Um domingo de carnaval em clima de final de Copa do Mundo. Não se fala de outra coisa nas páginas da imprensa. Fernanda Torres até tentou serenar a expectativa carnavalesca. Candidata a um Oscar de melhor atriz, pediu que os brasileiros não caíssem nessa onda de torcida pela seleção brasileira de futebol. Mas não teve jeito. A atriz e escritora está no meio dos blocos, virtualmente, em diferentes cantos do país, à espera da premiação.

A intérprete de Eunice Paiva no filme Ainda Estou Aqui virou boneco gigante na festança de Olinda. Em Ouro Preto, algum bloco também construiu um bonecão às pressas para celebrar o feito da brasileira. Pelo que vi de longe na TV, a cara da artista aparece em todos os blocos pelo Brasil afora. O rosto de Fernanda deve ser a máscara mais vendida dos últimos carnavais. A obra do diretor Walter Salles concorre a três estatuetas.

Diante do farto noticiário acerca do Oscar, pode-se arriscar que o título brasileiro é forte favorito na categoria de Filme Internacional. Será uma grande zebra se levar o prêmio de Melhor Filme, o mais importante de todos. No meio do caminho – nem favorita, nem azarão – vem justamente o nome de Fernanda Torres para Melhor Atriz. Ela tem fortes concorrentes e, segundo a crítica internacional, não há uma favorita absoluta.

A torcida pelo primeiro Oscar ao cinema brasileiro é gigantesca. Mas há a turma do contra – ainda mais levando-se em consideração o tema de que trata Ainda Estou Aqui. De cara, ao abordar a ditadura militar instalada em 1964, o filme desperta a fúria dos cidadãos de bem da ultradireita e do bolsonarismo. Para essa galera, resta se agarrar ao autoengano e ao negacionismo cultural, digamos assim. Por isso existem as “bolhas”.

Para os patriotas, Salles conta uma “história mentirosa” sobre o glorioso regime dos milicos. Não houve tortura, não há desaparecidos e ninguém foi covardemente assassinado pelos gorilas da repressão. É tudo “narrativa da esquerda”, dizem aqueles que têm como ídolo alguém adepto da tortura como “método de investigação”. Com essa armadura impermeável à realidade, rezam para uma derrota do Brasil no Oscar.    

Um filme sobre a ditadura militar na disputa por um boneco dourado de Hollywood. Isso já aconteceu. Em 1997, O que é Isso Companheiro? foi indicado na categoria de Filme Estrangeiro. É baseado no livro de Fernando Gabeira. Dirigido por Bruno Barreto, a obra tem entre os atores dois nomes que, 25 anos depois, também estão no filme que hoje concorre ao Oscar: Fernanda Torres e Selton Mello fazem parte dos dois elencos.

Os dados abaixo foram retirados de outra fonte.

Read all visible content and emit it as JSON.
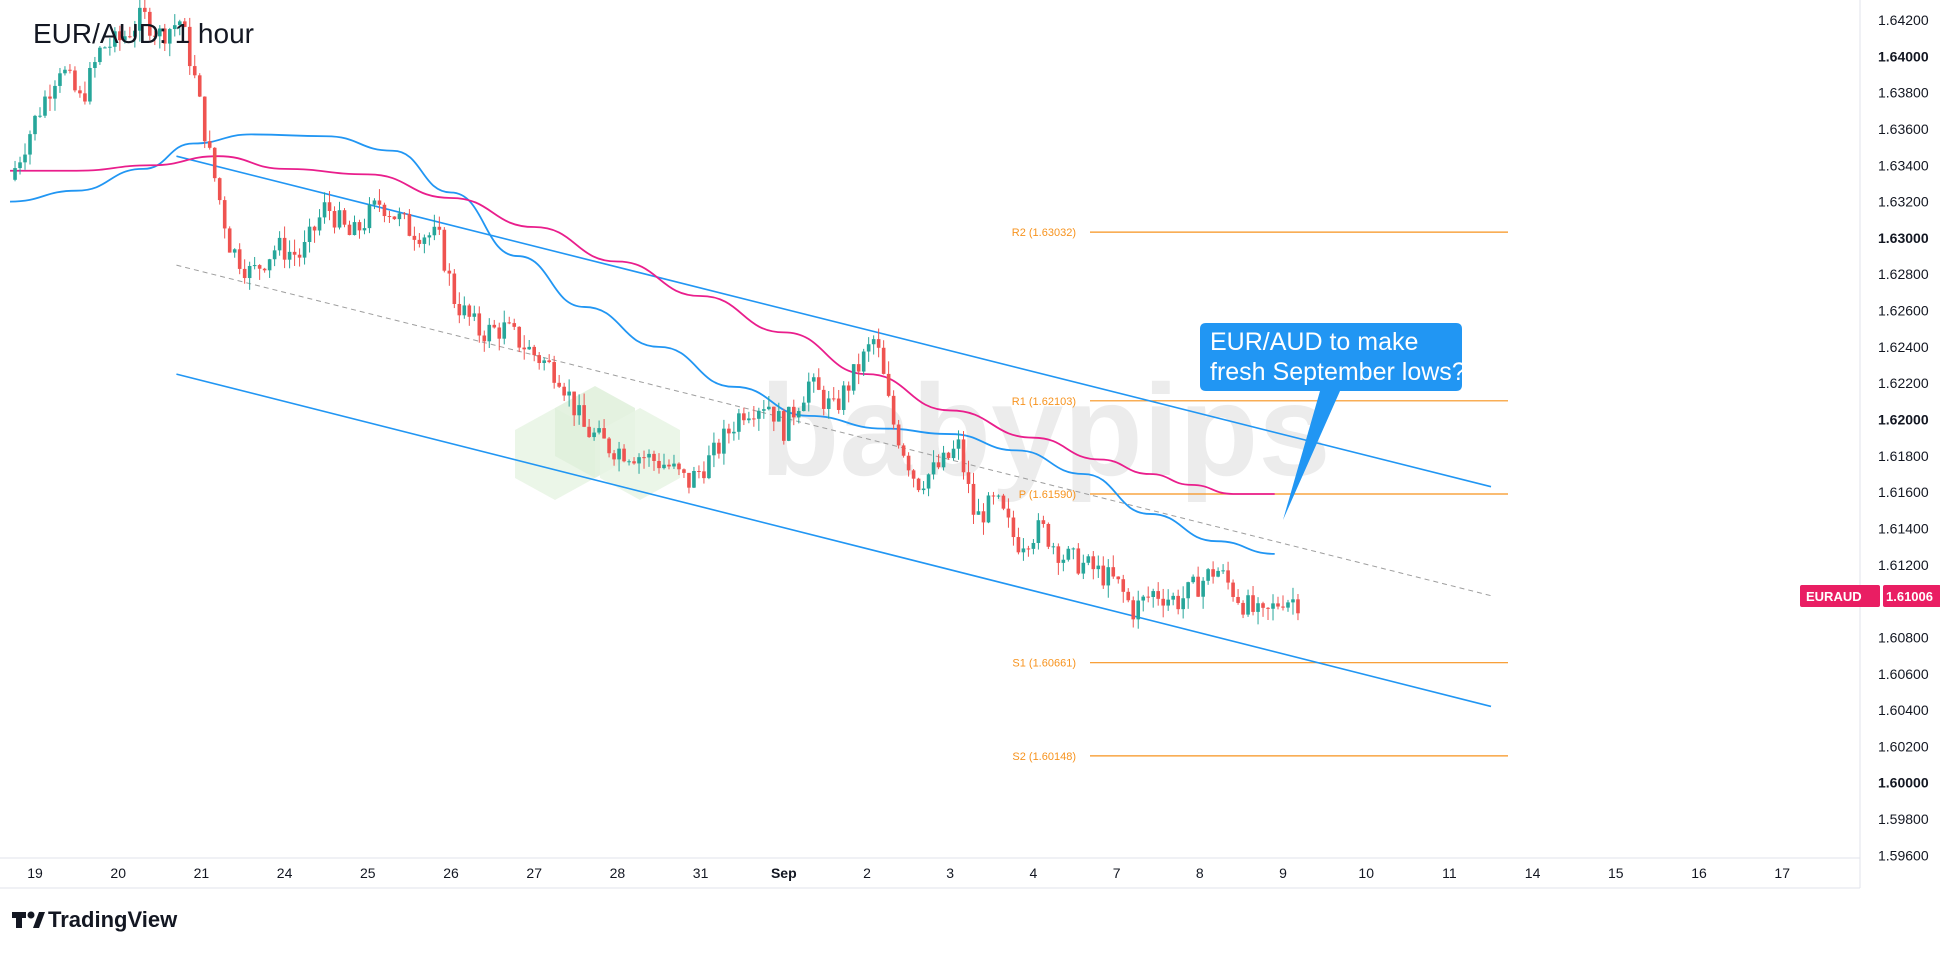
{
  "header": {
    "title": "EUR/AUD: 1 hour"
  },
  "branding": {
    "tradingview": "TradingView",
    "watermark": "babypips"
  },
  "colors": {
    "up": "#26a69a",
    "down": "#ef5350",
    "ma_fast": "#2196f3",
    "ma_slow": "#e91e8c",
    "channel": "#2196f3",
    "pivot": "#f7931e",
    "callout": "#2196f3",
    "price_tag": "#e91e63"
  },
  "callout": {
    "line1": "EUR/AUD to make",
    "line2": "fresh September lows?"
  },
  "price_tag": {
    "symbol": "EURAUD",
    "value": "1.61006"
  },
  "chart_data": {
    "type": "candlestick",
    "title": "EUR/AUD: 1 hour",
    "x_ticks": [
      {
        "label": "19",
        "t": 0,
        "bold": false
      },
      {
        "label": "20",
        "t": 1,
        "bold": false
      },
      {
        "label": "21",
        "t": 2,
        "bold": false
      },
      {
        "label": "24",
        "t": 3,
        "bold": false
      },
      {
        "label": "25",
        "t": 4,
        "bold": false
      },
      {
        "label": "26",
        "t": 5,
        "bold": false
      },
      {
        "label": "27",
        "t": 6,
        "bold": false
      },
      {
        "label": "28",
        "t": 7,
        "bold": false
      },
      {
        "label": "31",
        "t": 8,
        "bold": false
      },
      {
        "label": "Sep",
        "t": 9,
        "bold": true
      },
      {
        "label": "2",
        "t": 10,
        "bold": false
      },
      {
        "label": "3",
        "t": 11,
        "bold": false
      },
      {
        "label": "4",
        "t": 12,
        "bold": false
      },
      {
        "label": "7",
        "t": 13,
        "bold": false
      },
      {
        "label": "8",
        "t": 14,
        "bold": false
      },
      {
        "label": "9",
        "t": 15,
        "bold": false
      },
      {
        "label": "10",
        "t": 16,
        "bold": false
      },
      {
        "label": "11",
        "t": 17,
        "bold": false
      },
      {
        "label": "14",
        "t": 18,
        "bold": false
      },
      {
        "label": "15",
        "t": 19,
        "bold": false
      },
      {
        "label": "16",
        "t": 20,
        "bold": false
      },
      {
        "label": "17",
        "t": 21,
        "bold": false
      }
    ],
    "y_ticks": [
      {
        "label": "1.64200",
        "v": 1.642,
        "bold": false
      },
      {
        "label": "1.64000",
        "v": 1.64,
        "bold": true
      },
      {
        "label": "1.63800",
        "v": 1.638,
        "bold": false
      },
      {
        "label": "1.63600",
        "v": 1.636,
        "bold": false
      },
      {
        "label": "1.63400",
        "v": 1.634,
        "bold": false
      },
      {
        "label": "1.63200",
        "v": 1.632,
        "bold": false
      },
      {
        "label": "1.63000",
        "v": 1.63,
        "bold": true
      },
      {
        "label": "1.62800",
        "v": 1.628,
        "bold": false
      },
      {
        "label": "1.62600",
        "v": 1.626,
        "bold": false
      },
      {
        "label": "1.62400",
        "v": 1.624,
        "bold": false
      },
      {
        "label": "1.62200",
        "v": 1.622,
        "bold": false
      },
      {
        "label": "1.62000",
        "v": 1.62,
        "bold": true
      },
      {
        "label": "1.61800",
        "v": 1.618,
        "bold": false
      },
      {
        "label": "1.61600",
        "v": 1.616,
        "bold": false
      },
      {
        "label": "1.61400",
        "v": 1.614,
        "bold": false
      },
      {
        "label": "1.61200",
        "v": 1.612,
        "bold": false
      },
      {
        "label": "1.60800",
        "v": 1.608,
        "bold": false
      },
      {
        "label": "1.60600",
        "v": 1.606,
        "bold": false
      },
      {
        "label": "1.60400",
        "v": 1.604,
        "bold": false
      },
      {
        "label": "1.60200",
        "v": 1.602,
        "bold": false
      },
      {
        "label": "1.60000",
        "v": 1.6,
        "bold": true
      },
      {
        "label": "1.59800",
        "v": 1.598,
        "bold": false
      },
      {
        "label": "1.59600",
        "v": 1.596,
        "bold": false
      }
    ],
    "price_path": [
      [
        -0.3,
        1.6332
      ],
      [
        0.0,
        1.6365
      ],
      [
        0.3,
        1.6395
      ],
      [
        0.55,
        1.6375
      ],
      [
        0.8,
        1.6405
      ],
      [
        1.0,
        1.6408
      ],
      [
        1.3,
        1.6422
      ],
      [
        1.5,
        1.6412
      ],
      [
        1.75,
        1.642
      ],
      [
        1.9,
        1.6392
      ],
      [
        2.1,
        1.6345
      ],
      [
        2.35,
        1.6295
      ],
      [
        2.6,
        1.628
      ],
      [
        2.9,
        1.6295
      ],
      [
        3.2,
        1.629
      ],
      [
        3.5,
        1.6318
      ],
      [
        3.8,
        1.63
      ],
      [
        4.15,
        1.632
      ],
      [
        4.5,
        1.6305
      ],
      [
        4.85,
        1.63
      ],
      [
        5.05,
        1.6265
      ],
      [
        5.35,
        1.6248
      ],
      [
        5.65,
        1.625
      ],
      [
        6.0,
        1.6236
      ],
      [
        6.3,
        1.6225
      ],
      [
        6.6,
        1.6195
      ],
      [
        6.9,
        1.6185
      ],
      [
        7.3,
        1.618
      ],
      [
        7.6,
        1.6175
      ],
      [
        7.85,
        1.6165
      ],
      [
        8.15,
        1.618
      ],
      [
        8.5,
        1.6205
      ],
      [
        8.8,
        1.621
      ],
      [
        9.0,
        1.6195
      ],
      [
        9.3,
        1.622
      ],
      [
        9.6,
        1.6205
      ],
      [
        9.85,
        1.6225
      ],
      [
        10.1,
        1.6245
      ],
      [
        10.3,
        1.62
      ],
      [
        10.6,
        1.6165
      ],
      [
        10.9,
        1.6175
      ],
      [
        11.1,
        1.6185
      ],
      [
        11.3,
        1.6145
      ],
      [
        11.55,
        1.6155
      ],
      [
        11.8,
        1.6132
      ],
      [
        12.1,
        1.614
      ],
      [
        12.35,
        1.6125
      ],
      [
        12.7,
        1.6118
      ],
      [
        13.0,
        1.611
      ],
      [
        13.2,
        1.6095
      ],
      [
        13.45,
        1.6105
      ],
      [
        13.75,
        1.61
      ],
      [
        14.0,
        1.611
      ],
      [
        14.2,
        1.6118
      ],
      [
        14.5,
        1.61
      ],
      [
        14.75,
        1.609
      ],
      [
        15.0,
        1.6102
      ],
      [
        15.2,
        1.61
      ]
    ],
    "moving_averages": [
      {
        "color": "#2196f3",
        "points": [
          [
            -0.3,
            1.632
          ],
          [
            0.5,
            1.6326
          ],
          [
            1.3,
            1.6338
          ],
          [
            1.9,
            1.6352
          ],
          [
            2.6,
            1.6357
          ],
          [
            3.5,
            1.6356
          ],
          [
            4.3,
            1.6348
          ],
          [
            5.0,
            1.6325
          ],
          [
            5.8,
            1.629
          ],
          [
            6.6,
            1.6262
          ],
          [
            7.5,
            1.624
          ],
          [
            8.4,
            1.6218
          ],
          [
            9.3,
            1.6202
          ],
          [
            10.2,
            1.6195
          ],
          [
            11.0,
            1.6192
          ],
          [
            11.8,
            1.6183
          ],
          [
            12.6,
            1.617
          ],
          [
            13.4,
            1.6148
          ],
          [
            14.2,
            1.6133
          ],
          [
            14.9,
            1.6126
          ]
        ]
      },
      {
        "color": "#e91e8c",
        "points": [
          [
            -0.3,
            1.6337
          ],
          [
            0.5,
            1.6337
          ],
          [
            1.4,
            1.634
          ],
          [
            2.2,
            1.6345
          ],
          [
            3.0,
            1.6338
          ],
          [
            4.0,
            1.6335
          ],
          [
            5.0,
            1.6322
          ],
          [
            6.0,
            1.6306
          ],
          [
            7.0,
            1.6287
          ],
          [
            8.0,
            1.6268
          ],
          [
            9.0,
            1.6248
          ],
          [
            10.0,
            1.6225
          ],
          [
            11.0,
            1.6205
          ],
          [
            12.0,
            1.619
          ],
          [
            12.8,
            1.6178
          ],
          [
            13.4,
            1.617
          ],
          [
            13.9,
            1.6164
          ],
          [
            14.4,
            1.6159
          ],
          [
            14.9,
            1.6159
          ]
        ]
      }
    ],
    "channel": {
      "upper": [
        [
          1.7,
          1.6345
        ],
        [
          17.5,
          1.6163
        ]
      ],
      "lower": [
        [
          1.7,
          1.6225
        ],
        [
          17.5,
          1.6042
        ]
      ],
      "mid_dashed": [
        [
          1.7,
          1.6285
        ],
        [
          17.5,
          1.6103
        ]
      ]
    },
    "pivots": [
      {
        "label": "R2 (1.63032)",
        "value": 1.63032
      },
      {
        "label": "R1 (1.62103)",
        "value": 1.62103
      },
      {
        "label": "P (1.61590)",
        "value": 1.6159
      },
      {
        "label": "S1 (1.60661)",
        "value": 1.60661
      },
      {
        "label": "S2 (1.60148)",
        "value": 1.60148
      }
    ],
    "last_price": 1.61006
  }
}
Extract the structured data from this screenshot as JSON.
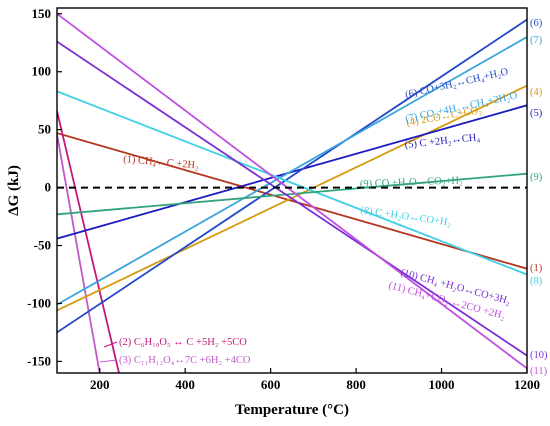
{
  "chart_data": {
    "type": "line",
    "xlabel": "Temperature (°C)",
    "ylabel": "ΔG (kJ)",
    "xlim": [
      100,
      1200
    ],
    "ylim": [
      -160,
      155
    ],
    "xticks": [
      200,
      400,
      600,
      800,
      1000,
      1200
    ],
    "yticks": [
      -150,
      -100,
      -50,
      0,
      50,
      100,
      150
    ],
    "zero_line": "dashed",
    "series": [
      {
        "id": "1",
        "end_label": "(1)",
        "label": "(1) CH₄↔C +2H₂",
        "color": "#b5351f",
        "x": [
          100,
          1200
        ],
        "y": [
          47,
          -70
        ]
      },
      {
        "id": "2",
        "end_label": "",
        "label": "(2) C₆H₁₀O₅ ↔ C +5H₂ +5CO",
        "color": "#c2187a",
        "x": [
          100,
          245
        ],
        "y": [
          66,
          -160
        ]
      },
      {
        "id": "3",
        "end_label": "",
        "label": "(3) C₁₁H₁₂O₄↔7C +6H₂ +4CO",
        "color": "#c05ac8",
        "x": [
          100,
          200
        ],
        "y": [
          46,
          -160
        ]
      },
      {
        "id": "4",
        "end_label": "(4)",
        "label": "(4) 2CO↔C+CO₂",
        "color": "#d69a10",
        "x": [
          100,
          1200
        ],
        "y": [
          -106,
          88
        ]
      },
      {
        "id": "5",
        "end_label": "(5)",
        "label": "(5) C +2H₂↔CH₄",
        "color": "#1c1cc0",
        "x": [
          100,
          1200
        ],
        "y": [
          -44,
          71
        ]
      },
      {
        "id": "6",
        "end_label": "(6)",
        "label": "(6) CO+3H₂↔CH₄+H₂O",
        "color": "#2248c8",
        "x": [
          100,
          1200
        ],
        "y": [
          -125,
          145
        ]
      },
      {
        "id": "7",
        "end_label": "(7)",
        "label": "(7) CO₂+4H₂↔CH₄+2H₂O",
        "color": "#3aa4de",
        "x": [
          100,
          1200
        ],
        "y": [
          -101,
          130
        ]
      },
      {
        "id": "8",
        "end_label": "(8)",
        "label": "(8) C +H₂O↔CO+H₂",
        "color": "#3fcfe6",
        "x": [
          100,
          1200
        ],
        "y": [
          83,
          -75
        ]
      },
      {
        "id": "9",
        "end_label": "(9)",
        "label": "(9) CO +H₂O↔CO₂+H₂",
        "color": "#33a37a",
        "x": [
          100,
          1200
        ],
        "y": [
          -23,
          12
        ]
      },
      {
        "id": "10",
        "end_label": "(10)",
        "label": "(10) CH₄ +H₂O↔CO+3H₂",
        "color": "#7a2fd6",
        "x": [
          100,
          1200
        ],
        "y": [
          126,
          -145
        ]
      },
      {
        "id": "11",
        "end_label": "(11)",
        "label": "(11) CH₄+CO₂ ↔2CO +2H₂",
        "color": "#c14ee0",
        "x": [
          100,
          1200
        ],
        "y": [
          150,
          -156
        ]
      }
    ]
  }
}
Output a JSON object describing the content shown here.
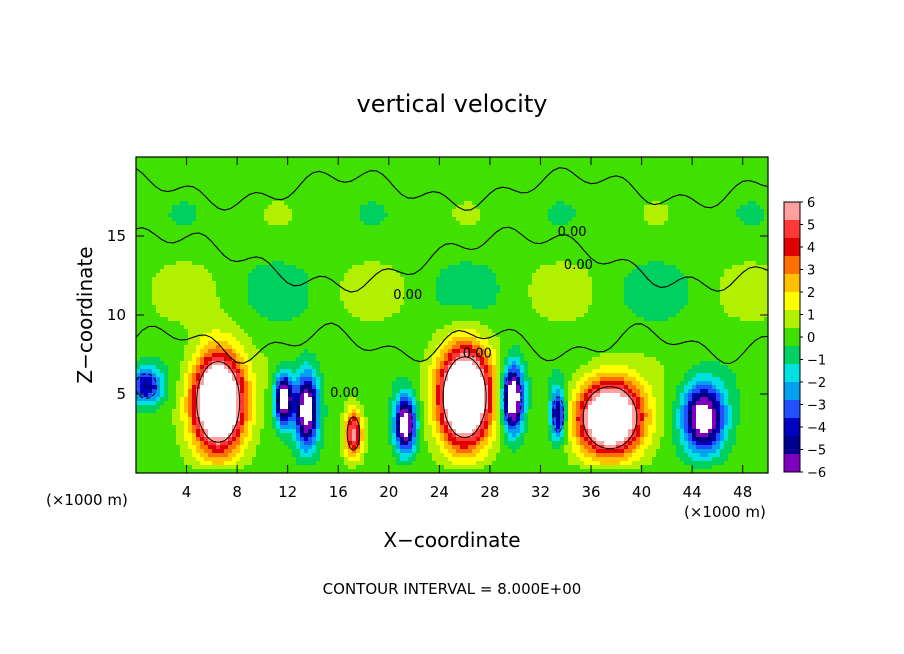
{
  "chart_data": {
    "type": "heatmap",
    "title": "vertical velocity",
    "xlabel": "X−coordinate",
    "ylabel": "Z−coordinate",
    "x_unit_left": "(×1000 m)",
    "x_unit_right": "(×1000 m)",
    "footer": "CONTOUR INTERVAL = 8.000E+00",
    "xlim": [
      0,
      50
    ],
    "ylim": [
      0,
      20
    ],
    "x_ticks": [
      4,
      8,
      12,
      16,
      20,
      24,
      28,
      32,
      36,
      40,
      44,
      48
    ],
    "x_tick_labels": [
      "4",
      "8",
      "12",
      "16",
      "20",
      "24",
      "28",
      "32",
      "36",
      "40",
      "44",
      "48"
    ],
    "y_ticks": [
      5,
      10,
      15
    ],
    "y_tick_labels": [
      "5",
      "10",
      "15"
    ],
    "contour_labels": [
      {
        "text": "0.00",
        "x": 34.5,
        "z": 15.0
      },
      {
        "text": "0.00",
        "x": 35.0,
        "z": 12.9
      },
      {
        "text": "0.00",
        "x": 21.5,
        "z": 11.0
      },
      {
        "text": "0.00",
        "x": 16.5,
        "z": 4.8
      },
      {
        "text": "0.00",
        "x": 27.0,
        "z": 7.3
      }
    ],
    "colorbar": {
      "levels": [
        6,
        5,
        4,
        3,
        2,
        1,
        0,
        -1,
        -2,
        -3,
        -4,
        -5,
        -6
      ],
      "labels": [
        "6",
        "5",
        "4",
        "3",
        "2",
        "1",
        "0",
        "−1",
        "−2",
        "−3",
        "−4",
        "−5",
        "−6"
      ],
      "colors": [
        "#ffa0a0",
        "#ff3838",
        "#e00000",
        "#ff7000",
        "#ffc000",
        "#ffff00",
        "#b0f000",
        "#40e000",
        "#00d060",
        "#00e0e0",
        "#00a0f0",
        "#2050ff",
        "#0000c0",
        "#000090",
        "#8000c0"
      ]
    },
    "cells": [
      {
        "x": 6.5,
        "z": 4.5,
        "amp": 12,
        "sx": 2.0,
        "sz": 3.0
      },
      {
        "x": 26.0,
        "z": 4.8,
        "amp": 12,
        "sx": 2.0,
        "sz": 3.0
      },
      {
        "x": 37.5,
        "z": 3.5,
        "amp": 11,
        "sx": 2.5,
        "sz": 2.3
      },
      {
        "x": 17.2,
        "z": 2.5,
        "amp": 6,
        "sx": 0.7,
        "sz": 1.5
      },
      {
        "x": 13.5,
        "z": 4.0,
        "amp": -8,
        "sx": 0.9,
        "sz": 2.3
      },
      {
        "x": 11.7,
        "z": 4.7,
        "amp": -8,
        "sx": 0.7,
        "sz": 1.6
      },
      {
        "x": 21.3,
        "z": 3.1,
        "amp": -8,
        "sx": 0.8,
        "sz": 1.7
      },
      {
        "x": 29.8,
        "z": 4.7,
        "amp": -9,
        "sx": 0.8,
        "sz": 2.0
      },
      {
        "x": 33.4,
        "z": 3.7,
        "amp": -6,
        "sx": 0.6,
        "sz": 1.6
      },
      {
        "x": 44.9,
        "z": 3.5,
        "amp": -8,
        "sx": 1.6,
        "sz": 2.1
      },
      {
        "x": 0.8,
        "z": 5.5,
        "amp": -5,
        "sx": 1.2,
        "sz": 1.1
      }
    ]
  }
}
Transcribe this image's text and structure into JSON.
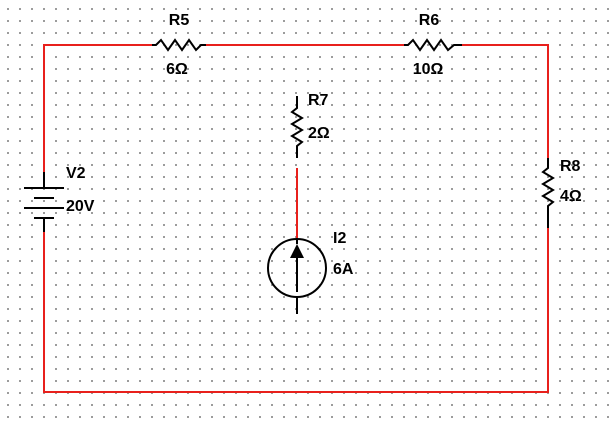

Nem ufanismo, nem complexo de vira-lata. Torcer contra uma obra de arte por razões políticas é apenas uma bizarrice de quem não entendeu nada. Do mesmo modo, “cancelar” quem critica o filme é de igual natureza obscurantista. Como já escrevi aqui, Walter Salles é um diretor convencional, sem maiores recursos para um cinema de fato inquietante. Faz sentido que sua pegada para o dramalhão caia no gosto hollywoodiano.